The main advantage of EditorConfig is the defined styles can be stored in a source control system. It will also help yout o avoid being struck with one particular editor's dialog box. Interestingly, Visual Studio 2017 provides support for the EditorConfig feature with C#, Visual Basic, C++, JavaScript, F# and TypeScript.

According to Kasey Uhlenhuth, the main benefit of EditorConfig is that broad standards can be defined solution-wide. Moreover, you can make use of the file to define project or directory specific standards.  If you add the file, you can define not only code formatting but also code style rules.

As of this writing, Visual Studio 2017 provides support for indent_style, indent_size, tab_width, end_of_line and charset formatting rules. The trim_trailing_whitespace and insert_final_newline rules are not supported.
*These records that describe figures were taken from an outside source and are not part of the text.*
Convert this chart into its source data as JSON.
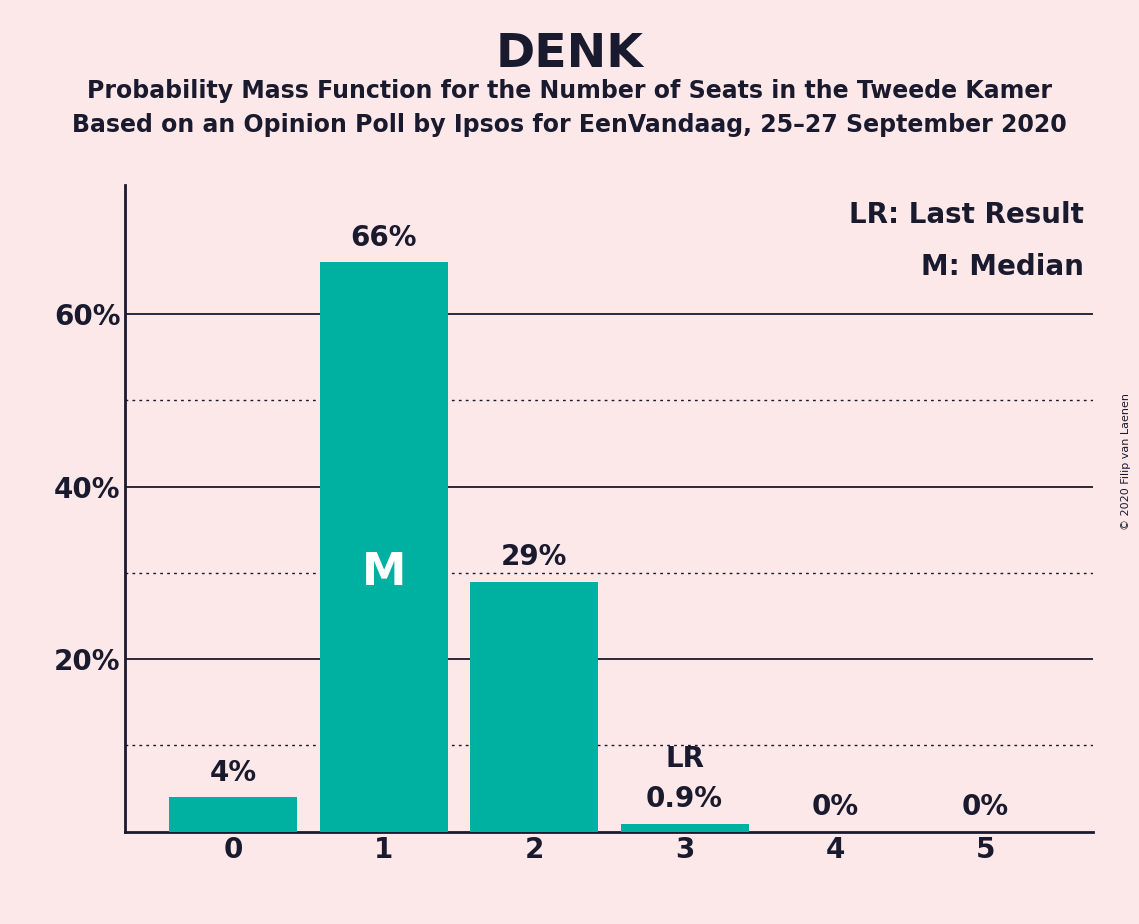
{
  "title": "DENK",
  "subtitle1": "Probability Mass Function for the Number of Seats in the Tweede Kamer",
  "subtitle2": "Based on an Opinion Poll by Ipsos for EenVandaag, 25–27 September 2020",
  "copyright_text": "© 2020 Filip van Laenen",
  "categories": [
    0,
    1,
    2,
    3,
    4,
    5
  ],
  "values": [
    4,
    66,
    29,
    0.9,
    0,
    0
  ],
  "bar_color": "#00b0a0",
  "background_color": "#fce8e8",
  "bar_labels": [
    "4%",
    "66%",
    "29%",
    "0.9%",
    "0%",
    "0%"
  ],
  "median_seat": 1,
  "last_result_seat": 3,
  "legend_lr": "LR: Last Result",
  "legend_m": "M: Median",
  "ylabel_ticks": [
    20,
    40,
    60
  ],
  "ylim": [
    0,
    75
  ],
  "title_fontsize": 34,
  "subtitle_fontsize": 17,
  "tick_fontsize": 20,
  "label_fontsize": 20,
  "bar_label_fontsize": 20,
  "median_label_fontsize": 32,
  "grid_color": "#1a1a2e",
  "axis_color": "#1a1a2e",
  "text_color": "#1a1a2e"
}
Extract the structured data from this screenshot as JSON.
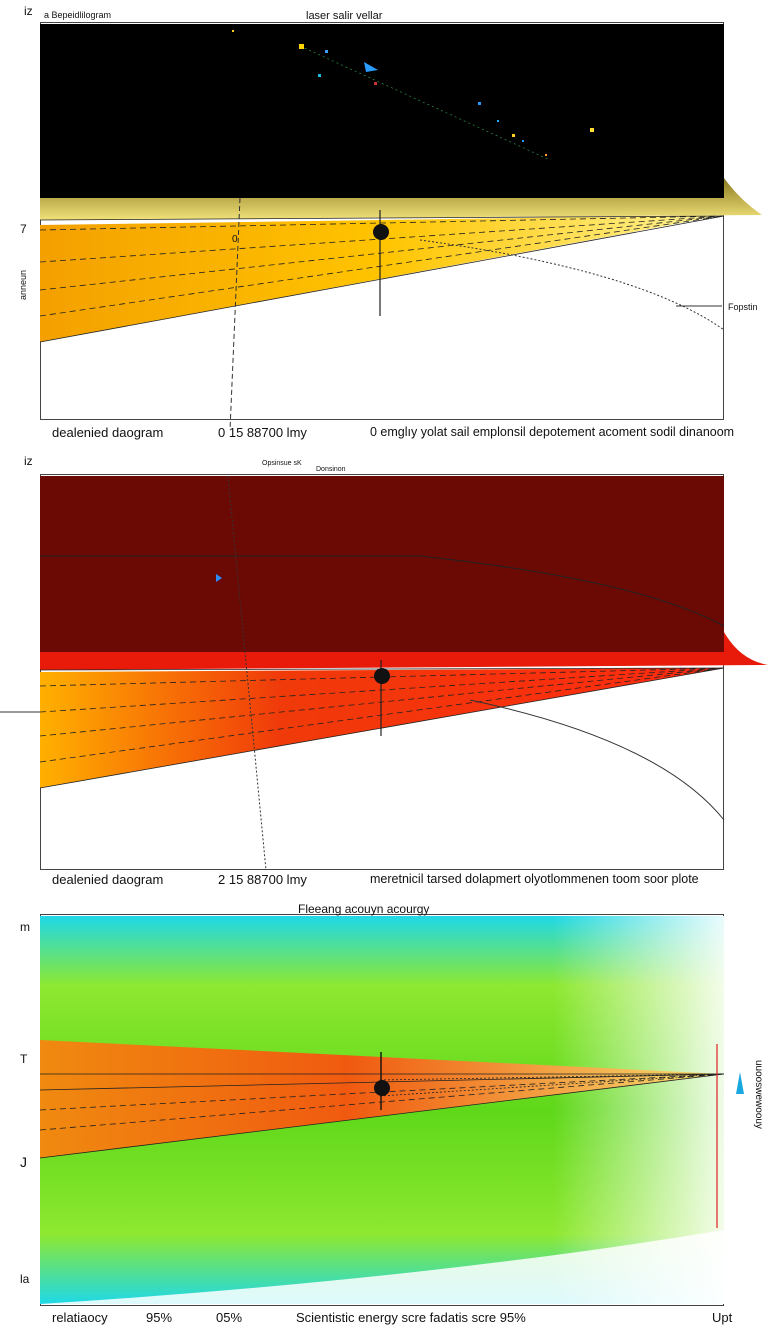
{
  "panel1": {
    "corner_label": "a Bepeidlilogram",
    "title": "laser salir vellar",
    "right_label": "Fopstin",
    "left_tick": "7",
    "left_tick2": "0",
    "bottom_left": "dealenied daogram",
    "bottom_mid": "0 15 88700 lmy",
    "bottom_right": "0 emglıy yolat sail emplonsil depotement acoment sodil dinanoom",
    "side_top": "iz",
    "side_mid": "anneun"
  },
  "panel2": {
    "small_label_a": "Opsinsue sK",
    "small_label_b": "Donsinon",
    "bottom_left": "dealenied daogram",
    "bottom_mid": "2 15 88700 lmy",
    "bottom_right": "meretnicil tarsed dolapmert olyotlommenen toom soor plote",
    "side_top": "iz"
  },
  "panel3": {
    "title": "Fleeang acouyn acourgy",
    "left_tick_top": "m",
    "left_tick_mid": "T",
    "left_tick_low": "J",
    "left_tick_bottom": "la",
    "right_vertical": "uuooswewoouy",
    "bottom_labels": [
      "relatiaocy",
      "95%",
      "05%",
      "Scientistic energy scre fadatis scre 95%",
      "Upt"
    ]
  },
  "colors": {
    "panel1_bg": "#000000",
    "panel1_beam": "#f5c400",
    "panel2_bg": "#6b0a05",
    "panel2_beam": "#e81b0b",
    "panel3_bg": "#6fe020",
    "panel3_beam": "#f06a10",
    "panel3_edge": "#19d7e6"
  }
}
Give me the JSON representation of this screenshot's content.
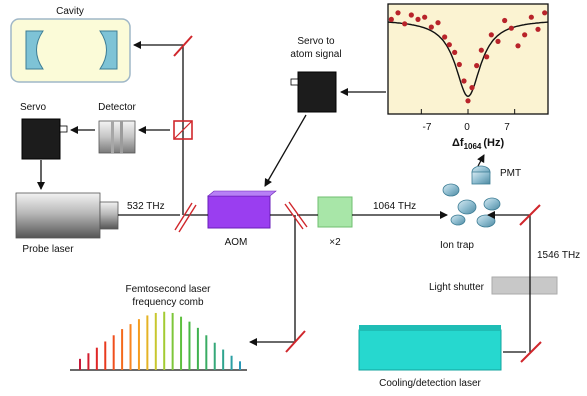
{
  "labels": {
    "cavity": "Cavity",
    "servo": "Servo",
    "detector": "Detector",
    "probe_laser": "Probe laser",
    "freq_532": "532 THz",
    "aom": "AOM",
    "doubler": "×2",
    "freq_1064": "1064 THz",
    "servo_atom_1": "Servo to",
    "servo_atom_2": "atom signal",
    "pmt": "PMT",
    "ion_trap": "Ion trap",
    "freq_1546": "1546 THz",
    "light_shutter": "Light shutter",
    "comb_1": "Femtosecond laser",
    "comb_2": "frequency comb",
    "cooling_laser": "Cooling/detection laser"
  },
  "colors": {
    "cavity_fill": "#fbfbd8",
    "cavity_mirror": "#7ec3d6",
    "aom": "#9a3ef0",
    "doubler": "#a8e6a8",
    "cooling_laser": "#26d8cf",
    "mirror": "#d0272c",
    "inset_fill": "#fbf3d2",
    "inset_points": "#b8232a",
    "shutter": "#c8c8c8"
  },
  "chart_data": {
    "type": "scatter",
    "xlabel_main": "Δf",
    "xlabel_sub": "1064",
    "xlabel_unit": "(Hz)",
    "xticks": [
      -7,
      0,
      7
    ],
    "xlim": [
      -12,
      12
    ],
    "ylim": [
      0,
      1
    ],
    "points": [
      {
        "x": -11.5,
        "y": 0.86
      },
      {
        "x": -10.5,
        "y": 0.92
      },
      {
        "x": -9.5,
        "y": 0.82
      },
      {
        "x": -8.5,
        "y": 0.9
      },
      {
        "x": -7.5,
        "y": 0.86
      },
      {
        "x": -6.5,
        "y": 0.88
      },
      {
        "x": -5.5,
        "y": 0.79
      },
      {
        "x": -4.5,
        "y": 0.83
      },
      {
        "x": -3.5,
        "y": 0.7
      },
      {
        "x": -2.8,
        "y": 0.63
      },
      {
        "x": -2.0,
        "y": 0.56
      },
      {
        "x": -1.3,
        "y": 0.45
      },
      {
        "x": -0.6,
        "y": 0.3
      },
      {
        "x": 0.0,
        "y": 0.12
      },
      {
        "x": 0.6,
        "y": 0.24
      },
      {
        "x": 1.3,
        "y": 0.44
      },
      {
        "x": 2.0,
        "y": 0.58
      },
      {
        "x": 2.8,
        "y": 0.52
      },
      {
        "x": 3.5,
        "y": 0.72
      },
      {
        "x": 4.5,
        "y": 0.66
      },
      {
        "x": 5.5,
        "y": 0.85
      },
      {
        "x": 6.5,
        "y": 0.78
      },
      {
        "x": 7.5,
        "y": 0.62
      },
      {
        "x": 8.5,
        "y": 0.72
      },
      {
        "x": 9.5,
        "y": 0.88
      },
      {
        "x": 10.5,
        "y": 0.77
      },
      {
        "x": 11.5,
        "y": 0.92
      }
    ],
    "fit": {
      "baseline": 0.86,
      "depth": 0.7,
      "gamma": 2.3
    }
  },
  "comb": {
    "heights": [
      0.18,
      0.27,
      0.36,
      0.46,
      0.56,
      0.66,
      0.74,
      0.82,
      0.88,
      0.92,
      0.94,
      0.92,
      0.86,
      0.78,
      0.68,
      0.56,
      0.44,
      0.33,
      0.23,
      0.14
    ],
    "colors": [
      "#c5193a",
      "#d21c2e",
      "#df2626",
      "#e83a1e",
      "#f04f1d",
      "#f46a1c",
      "#f7851f",
      "#f59d20",
      "#e5b325",
      "#c8c72e",
      "#a3cb33",
      "#7dc63a",
      "#5ec03f",
      "#48b944",
      "#3fb24f",
      "#3aac63",
      "#35a878",
      "#2fa48e",
      "#2b9fa4",
      "#2a98b7"
    ]
  }
}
According to Microsoft, the EditorConfig support in Visual Studio will be updated after Visual Studio 2017 RTM. The main goal is to provide full compatibility with EditorConfig features through updates. After you define the various code formatting and code style rules, you can close and reopen any open files during the modification of EditorConfig file. There are keyboard shortcuts such as CTRL-K, D, which you can make use of to apply new rules.

With the capability to define code style rules, you can activate build break depending upon the situation wile integrating the file with Visual Studio 2017.

If you have access to Visual Studio 2017, you should test drive the EditorConfig file to unleash the full potential.